I am not sure why there is such a significant time difference in your system. However, I believe that task scheduling and image encoding/decoding do not incur significant overhead, so it is likely that the HTTP transmission overhead is abnormally high (even on a local loopback). Incorrect DNS configurations and firewall policies could cause additional delays.


@Gavin : This mode calls OCR API through MissionOCR.addMissionWait() function, which is a synchronized function.
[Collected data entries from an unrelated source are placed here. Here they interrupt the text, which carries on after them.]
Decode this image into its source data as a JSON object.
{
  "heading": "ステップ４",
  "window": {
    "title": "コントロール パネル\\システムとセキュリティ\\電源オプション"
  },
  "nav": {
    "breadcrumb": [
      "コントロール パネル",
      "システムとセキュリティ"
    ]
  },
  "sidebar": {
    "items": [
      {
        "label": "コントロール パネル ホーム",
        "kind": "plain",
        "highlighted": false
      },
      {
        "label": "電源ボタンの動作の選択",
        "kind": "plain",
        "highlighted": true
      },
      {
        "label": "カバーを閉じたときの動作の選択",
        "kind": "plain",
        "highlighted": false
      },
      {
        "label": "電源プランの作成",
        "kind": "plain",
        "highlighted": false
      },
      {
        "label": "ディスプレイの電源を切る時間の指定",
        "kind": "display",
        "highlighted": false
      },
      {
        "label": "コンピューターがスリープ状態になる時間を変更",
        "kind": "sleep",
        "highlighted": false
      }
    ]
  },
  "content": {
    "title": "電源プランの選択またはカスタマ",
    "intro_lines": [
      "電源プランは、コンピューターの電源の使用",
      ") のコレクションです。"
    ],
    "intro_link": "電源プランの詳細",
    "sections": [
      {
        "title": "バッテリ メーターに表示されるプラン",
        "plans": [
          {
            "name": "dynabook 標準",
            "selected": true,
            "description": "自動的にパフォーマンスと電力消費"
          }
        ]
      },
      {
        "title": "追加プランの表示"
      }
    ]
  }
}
This issue should not be related to addMissionWait(). Whether the task is executed through the HTTP API or the UI, MissionOCR will serially schedule tasks and then use multiple CPU cores to process a single task in parallel. The priority and performance of tasks via the HTTP API and the UI are equivalent.

Therefore, it is unnecessary to modify ocr_server.py file, change the underlying function to MissionOCR.addMissionList().


@WuLiangYeInUs : Is it possible to feed the OCR with the in-memory data directly?

You can indeed try PaddleOCR-json. It allows images in memory to be passed in via Base64 without saving them to disk. When using pipe mode, the transmission and encoding/decoding speed are also very fast.

WuLiangYeInUs commented 1 week ago

Thank you for all the comments! As you suggested, PaddleOCR-json fits my project better, it's a great project!